The ongoing liquidity correction within agriculture provides opportunities to partner with top operators through equity and debt investments, according to Tiverton Advisors managing partner David Chattleton.
Speaking to Agri Investor soon after Securities and Exchange Commission filings revealed the firm had raised approximately $60 million across two separate funds, Chattleton said Tiverton presents its investments to farmers as opportunities to “institutionalize” their legacies in agriculture.
“The way we do that is twofold: one is by providing loans to the farming community that bridge a borrower’s current state of affairs – which are challenging given all of the macro factors influencing ag – through the thunderstorm with credit products,” said Chattleton.
“On the equity side, we try to find best-of-breed operators, partner with them and scale their business through a more responsible balance sheet approach, not one that is over-reliant on credit.”

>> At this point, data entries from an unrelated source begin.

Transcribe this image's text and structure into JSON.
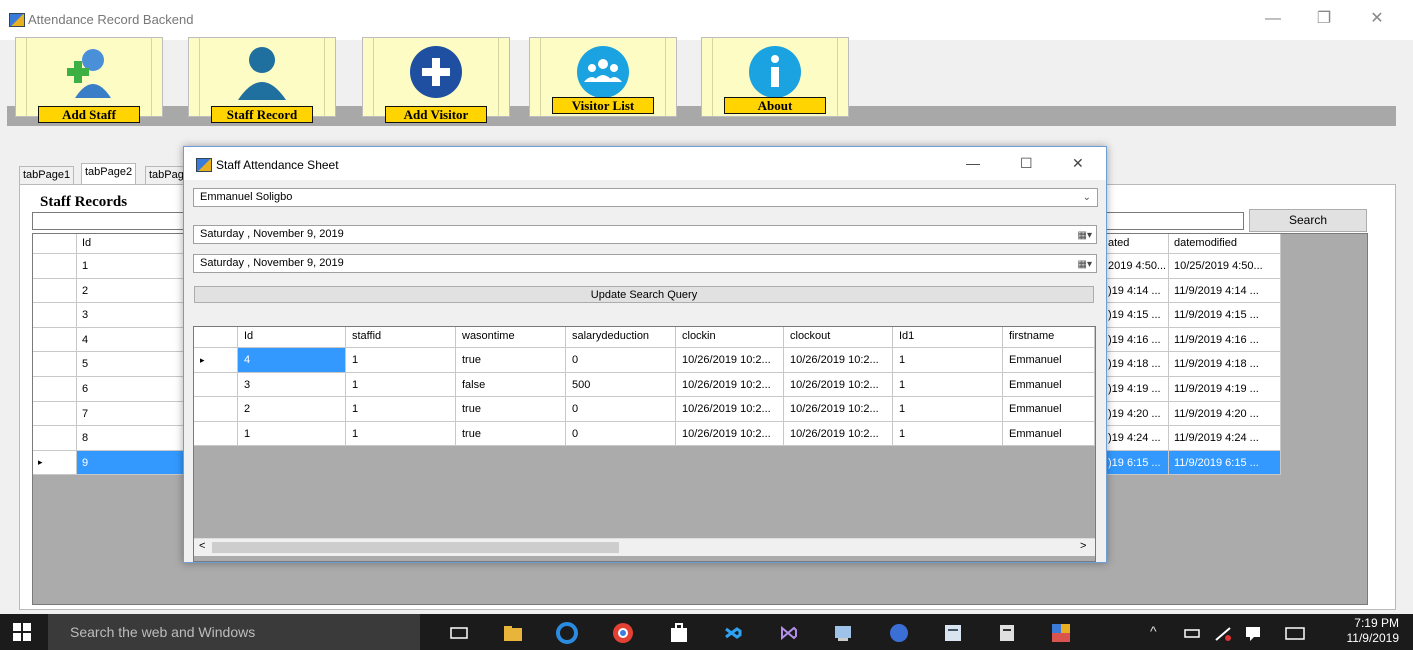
{
  "window": {
    "title": "Attendance Record Backend",
    "minimize": "—",
    "restore": "❐",
    "close": "✕"
  },
  "toolbar": [
    {
      "label": "Add Staff",
      "icon": "add-staff-icon"
    },
    {
      "label": "Staff Record",
      "icon": "person-icon"
    },
    {
      "label": "Add Visitor",
      "icon": "plus-circle-icon"
    },
    {
      "label": "Visitor List",
      "icon": "group-icon"
    },
    {
      "label": "About",
      "icon": "info-icon"
    }
  ],
  "tabs": [
    "tabPage1",
    "tabPage2",
    "tabPag"
  ],
  "staff_records": {
    "title": "Staff Records",
    "search_label": "Search",
    "columns": [
      "Id",
      "ated",
      "datemodified"
    ],
    "rows": [
      {
        "id": "1",
        "created": "2019 4:50...",
        "modified": "10/25/2019 4:50..."
      },
      {
        "id": "2",
        "created": ")19 4:14 ...",
        "modified": "11/9/2019 4:14 ..."
      },
      {
        "id": "3",
        "created": ")19 4:15 ...",
        "modified": "11/9/2019 4:15 ..."
      },
      {
        "id": "4",
        "created": ")19 4:16 ...",
        "modified": "11/9/2019 4:16 ..."
      },
      {
        "id": "5",
        "created": ")19 4:18 ...",
        "modified": "11/9/2019 4:18 ..."
      },
      {
        "id": "6",
        "created": ")19 4:19 ...",
        "modified": "11/9/2019 4:19 ..."
      },
      {
        "id": "7",
        "created": ")19 4:20 ...",
        "modified": "11/9/2019 4:20 ..."
      },
      {
        "id": "8",
        "created": ")19 4:24 ...",
        "modified": "11/9/2019 4:24 ..."
      },
      {
        "id": "9",
        "created": ")19 6:15 ...",
        "modified": "11/9/2019 6:15 ..."
      }
    ],
    "selected_row_marker": "▸"
  },
  "dialog": {
    "title": "Staff Attendance Sheet",
    "minimize": "—",
    "maximize": "☐",
    "close": "✕",
    "staff_select": "Emmanuel Soligbo",
    "date_from": "Saturday  , November  9, 2019",
    "date_to": "Saturday  , November  9, 2019",
    "update_label": "Update Search Query",
    "columns": [
      "Id",
      "staffid",
      "wasontime",
      "salarydeduction",
      "clockin",
      "clockout",
      "Id1",
      "firstname"
    ],
    "rows": [
      [
        "4",
        "1",
        "true",
        "0",
        "10/26/2019 10:2...",
        "10/26/2019 10:2...",
        "1",
        "Emmanuel"
      ],
      [
        "3",
        "1",
        "false",
        "500",
        "10/26/2019 10:2...",
        "10/26/2019 10:2...",
        "1",
        "Emmanuel"
      ],
      [
        "2",
        "1",
        "true",
        "0",
        "10/26/2019 10:2...",
        "10/26/2019 10:2...",
        "1",
        "Emmanuel"
      ],
      [
        "1",
        "1",
        "true",
        "0",
        "10/26/2019 10:2...",
        "10/26/2019 10:2...",
        "1",
        "Emmanuel"
      ]
    ],
    "row_marker": "▸",
    "scroll_left": "<",
    "scroll_right": ">"
  },
  "taskbar": {
    "search_placeholder": "Search the web and Windows",
    "time": "7:19 PM",
    "date": "11/9/2019"
  },
  "colors": {
    "selection": "#3399ff",
    "label_bg": "#ffd400",
    "button_bg": "#fcfcc4",
    "taskbar": "#1b1b1b"
  }
}
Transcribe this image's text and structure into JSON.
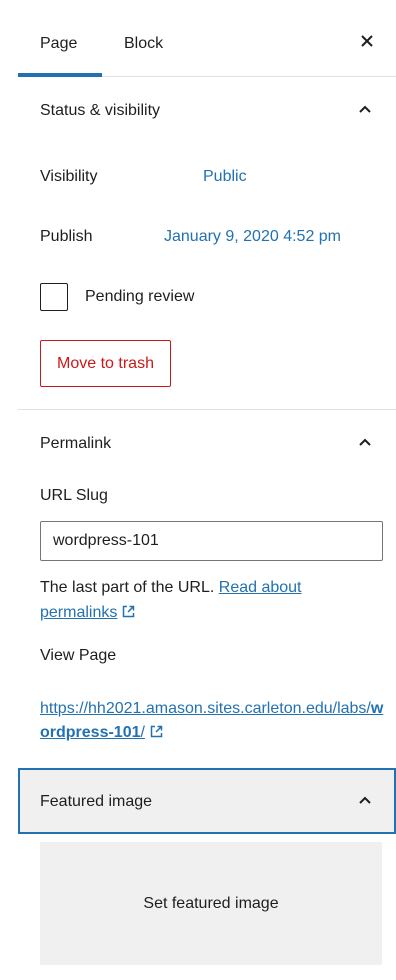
{
  "tabs": {
    "page_label": "Page",
    "block_label": "Block"
  },
  "status_panel": {
    "title": "Status & visibility",
    "visibility_label": "Visibility",
    "visibility_value": "Public",
    "publish_label": "Publish",
    "publish_value": "January 9, 2020 4:52 pm",
    "pending_review_label": "Pending review",
    "pending_review_checked": false,
    "trash_button": "Move to trash"
  },
  "permalink_panel": {
    "title": "Permalink",
    "url_slug_label": "URL Slug",
    "url_slug_value": "wordpress-101",
    "help_text": "The last part of the URL.",
    "help_link": "Read about permalinks",
    "view_page_label": "View Page",
    "url_base": "https://hh2021.amason.sites.carleton.edu/labs/",
    "url_slug": "wordpress-101",
    "url_trailing": "/"
  },
  "featured_panel": {
    "title": "Featured image",
    "set_button": "Set featured image"
  },
  "colors": {
    "accent": "#2271b1",
    "danger": "#cc1818",
    "panel_bg": "#f0f0f0"
  },
  "icons": [
    "close-icon",
    "chevron-up-icon",
    "external-link-icon"
  ]
}
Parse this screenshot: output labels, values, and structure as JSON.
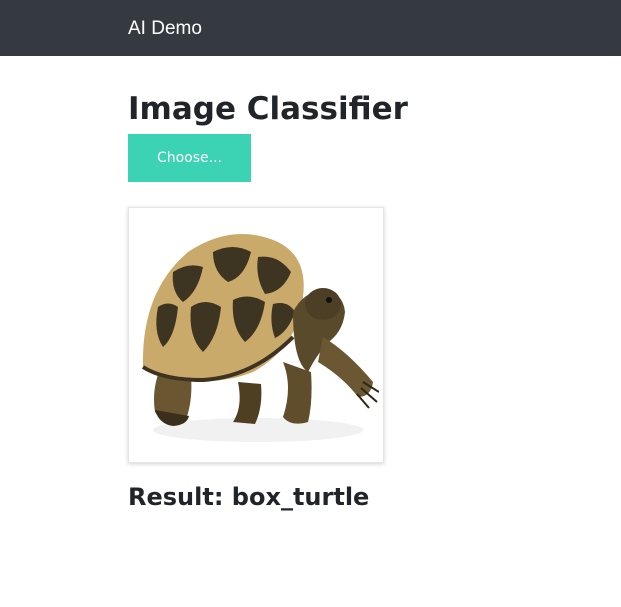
{
  "navbar": {
    "brand": "AI Demo"
  },
  "page": {
    "title": "Image Classifier",
    "choose_label": "Choose...",
    "result_prefix": "Result:",
    "result_value": "box_turtle"
  },
  "image": {
    "icon": "turtle-photo"
  },
  "colors": {
    "navbar_bg": "#343a40",
    "button_bg": "#3bd3b4",
    "text": "#212529"
  }
}
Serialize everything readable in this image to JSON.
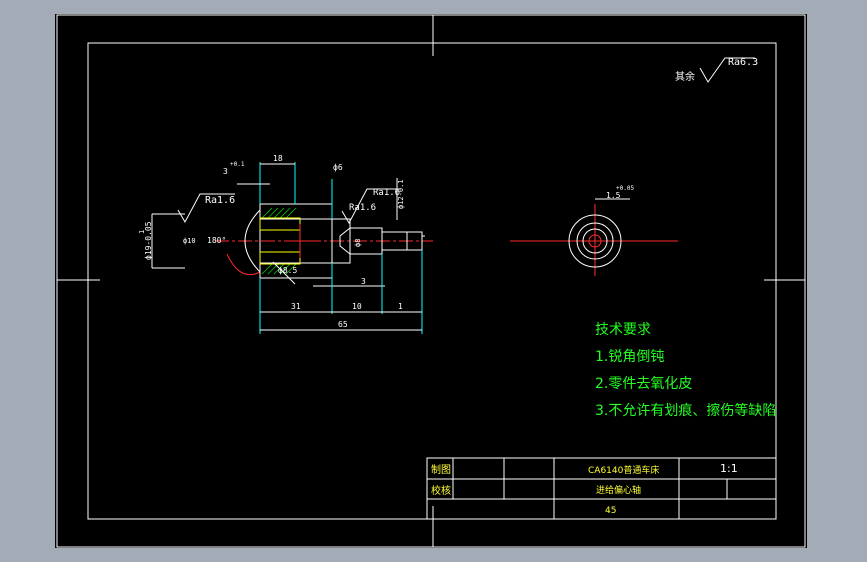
{
  "surface_roughness": {
    "other_label": "其余",
    "other_value": "Ra6.3",
    "ra1": "Ra1.6",
    "ra2": "Ra1.6"
  },
  "dimensions": {
    "top_18": "18",
    "top_tol": "3",
    "top_tol_sup": "+0.1",
    "dia_6": "ф6",
    "left_dia": "ф19-0.05",
    "left_small": "1",
    "angle": "180°",
    "bore": "ф10",
    "dia_85": "ф8.5",
    "slot": "3",
    "len_31": "31",
    "len_10": "10",
    "len_1": "1",
    "len_65": "65",
    "right_tol": "ф12-0.1",
    "right_dia": "ф8",
    "side_view_dim": "1.5",
    "side_view_sup": "+0.05"
  },
  "tech_requirements": {
    "title": "技术要求",
    "items": [
      "1.锐角倒钝",
      "2.零件去氧化皮",
      "3.不允许有划痕、擦伤等缺陷"
    ]
  },
  "title_block": {
    "drawn_label": "制图",
    "checked_label": "校核",
    "part_title_line1": "CA6140普通车床",
    "part_title_line2": "进给偏心轴",
    "scale": "1:1",
    "material": "45"
  }
}
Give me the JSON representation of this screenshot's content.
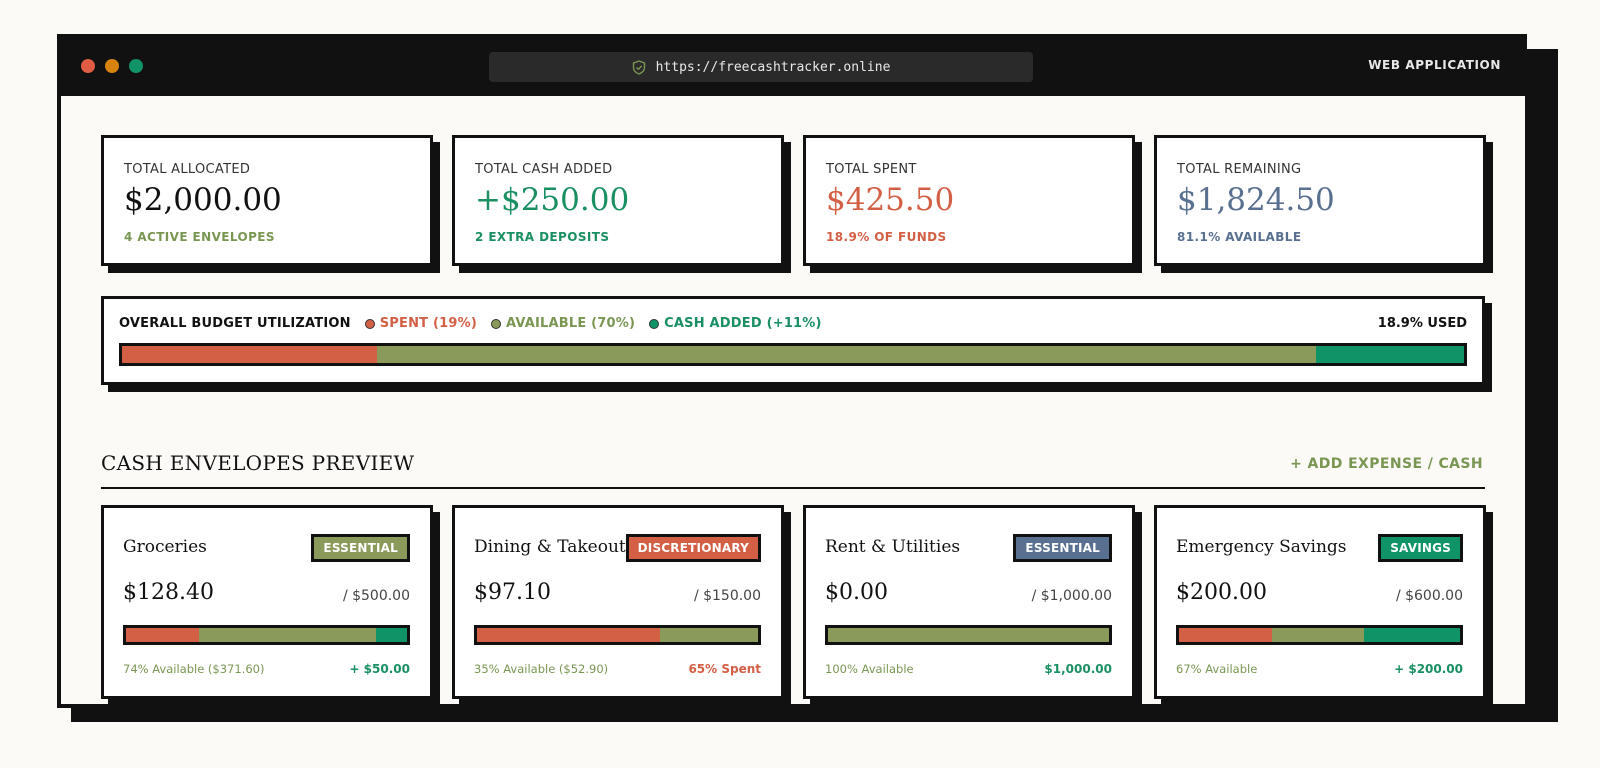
{
  "colors": {
    "red": "#d35f45",
    "olive": "#8a9a5b",
    "green": "#0f9367",
    "slate": "#5a7090",
    "dark": "#111111"
  },
  "browser": {
    "url": "https://freecashtracker.online",
    "app_tag": "WEB APPLICATION",
    "dots": [
      "#e05d44",
      "#d8830c",
      "#0f9367"
    ]
  },
  "stats": [
    {
      "label": "TOTAL ALLOCATED",
      "value": "$2,000.00",
      "sub": "4 ACTIVE ENVELOPES",
      "value_color": "#111111",
      "sub_color": "#7a9653"
    },
    {
      "label": "TOTAL CASH ADDED",
      "value": "+$250.00",
      "sub": "2 EXTRA DEPOSITS",
      "value_color": "#1a8f62",
      "sub_color": "#1a8f62"
    },
    {
      "label": "TOTAL SPENT",
      "value": "$425.50",
      "sub": "18.9% OF FUNDS",
      "value_color": "#d35f45",
      "sub_color": "#d35f45"
    },
    {
      "label": "TOTAL REMAINING",
      "value": "$1,824.50",
      "sub": "81.1% AVAILABLE",
      "value_color": "#5a7090",
      "sub_color": "#5a7090"
    }
  ],
  "utilization": {
    "title": "OVERALL BUDGET UTILIZATION",
    "legend": [
      {
        "label": "SPENT (19%)",
        "color": "#d35f45"
      },
      {
        "label": "AVAILABLE (70%)",
        "color": "#8a9a5b"
      },
      {
        "label": "CASH ADDED (+11%)",
        "color": "#0f9367"
      }
    ],
    "used_label": "18.9% USED",
    "segments": [
      {
        "name": "spent",
        "percent": 19,
        "color": "#d35f45"
      },
      {
        "name": "available",
        "percent": 70,
        "color": "#8a9a5b"
      },
      {
        "name": "cash-added",
        "percent": 11,
        "color": "#0f9367"
      }
    ]
  },
  "section": {
    "title": "CASH ENVELOPES PREVIEW",
    "add_label": "+ ADD EXPENSE / CASH"
  },
  "envelopes": [
    {
      "name": "Groceries",
      "tag": "ESSENTIAL",
      "tag_color": "#8a9a5b",
      "amount": "$128.40",
      "total": "/ $500.00",
      "foot_left": "74% Available ($371.60)",
      "foot_right": "+ $50.00",
      "foot_right_color": "#1a8f62",
      "segments": [
        {
          "percent": 26,
          "color": "#d35f45"
        },
        {
          "percent": 63,
          "color": "#8a9a5b"
        },
        {
          "percent": 11,
          "color": "#0f9367"
        }
      ]
    },
    {
      "name": "Dining & Takeout",
      "tag": "DISCRETIONARY",
      "tag_color": "#d35f45",
      "amount": "$97.10",
      "total": "/ $150.00",
      "foot_left": "35% Available ($52.90)",
      "foot_right": "65% Spent",
      "foot_right_color": "#d35f45",
      "segments": [
        {
          "percent": 65,
          "color": "#d35f45"
        },
        {
          "percent": 35,
          "color": "#8a9a5b"
        }
      ]
    },
    {
      "name": "Rent & Utilities",
      "tag": "ESSENTIAL",
      "tag_color": "#5a7090",
      "amount": "$0.00",
      "total": "/ $1,000.00",
      "foot_left": "100% Available",
      "foot_right": "$1,000.00",
      "foot_right_color": "#1a8f62",
      "segments": [
        {
          "percent": 100,
          "color": "#8a9a5b"
        }
      ]
    },
    {
      "name": "Emergency Savings",
      "tag": "SAVINGS",
      "tag_color": "#0f9367",
      "amount": "$200.00",
      "total": "/ $600.00",
      "foot_left": "67% Available",
      "foot_right": "+ $200.00",
      "foot_right_color": "#1a8f62",
      "segments": [
        {
          "percent": 33,
          "color": "#d35f45"
        },
        {
          "percent": 33,
          "color": "#8a9a5b"
        },
        {
          "percent": 34,
          "color": "#0f9367"
        }
      ]
    }
  ]
}
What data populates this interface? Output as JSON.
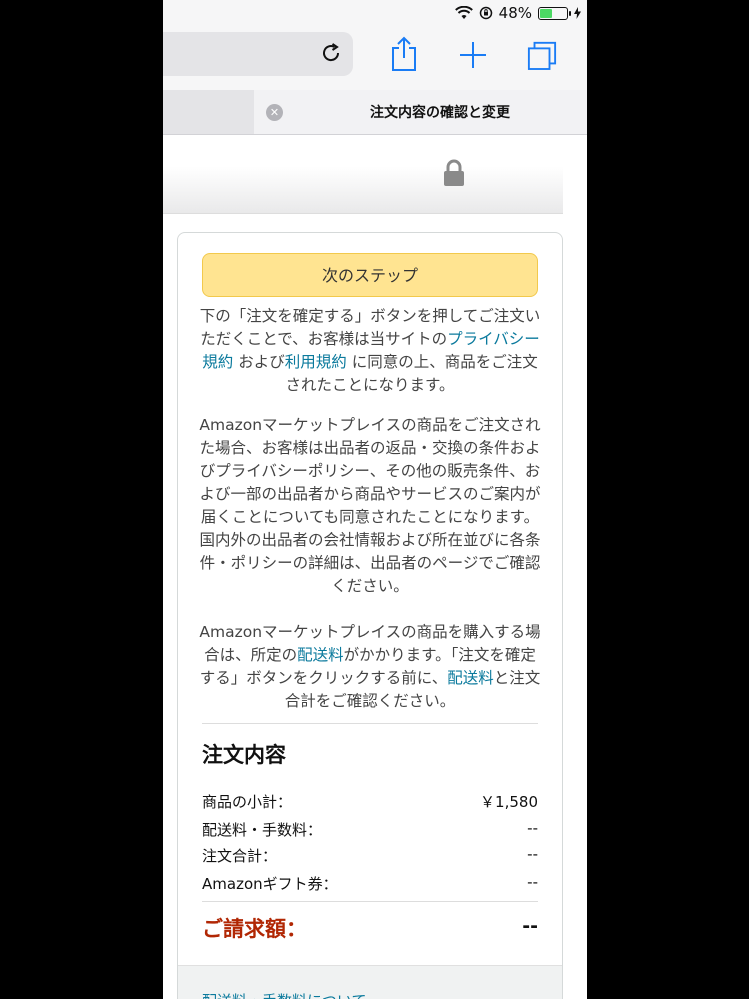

The SEC filings show that the Raleigh-Durham, North Carolina-headquartered firm raised $33.25 million from four investors into the Tiverton AgriFinance II vehicle. A separate filing released on the same day showed the firm also raised $26 million from four investors into its Tiverton Ag Legacy Holdings vehicle.
Tiverton’s loans, said Chattleton, are extended in both real estate and operational deals and generally range between $5 million and $100 million or more. Though the firm has historically tended to focus on the senior loans that remain its preferred approach to credit investments, Tiverton also has experience of extending junior loans in ag.
Chattleton declined to discuss covenants or interest rates for the loans, beyond describing them as “competitive.”
“We have a very proprietary approach that is very farmer-friendly,” he added. “We have had nothing but successful outcomes in all investments to date.”
Though Tiverton views the debt vehicle as its flagship fund and most of the capital it has invested over the past six years has been credit-related, the firm established the equity vehicle to function essentially as a small- to medium-sized agribusiness fund. Those investments often involve an operating focus from the Tiverton management team, according to Chattleton.
“For the first time in six to seven years, we think it’s an interesting time to deploy equity in a very targeted fashion,” he said. “We pick and choose our battles there a lot more carefully.”
Tiverton’s investors have historically included insurance companies, high-net-worth individuals and other unnamed institutions, which Chattleton describes as among leading real assets-focused LPs.
In addition to their contributions to the two funds, commitments from some of these investors are included within the $1 billion in assets the firm manages in other pools of capital and through affiliated entities.
From an investment perspective, Chattleton said, Tiverton’s core competencies are in lending to and operating related to row crops, permanent crops (including berries, grapes and some nuts) dairies and assets that are “close neighbors” to those markets.
The firm’s portfolio companies also include Grower’s Holdings, a Garner, North Carolina-headquartered farm management software provider.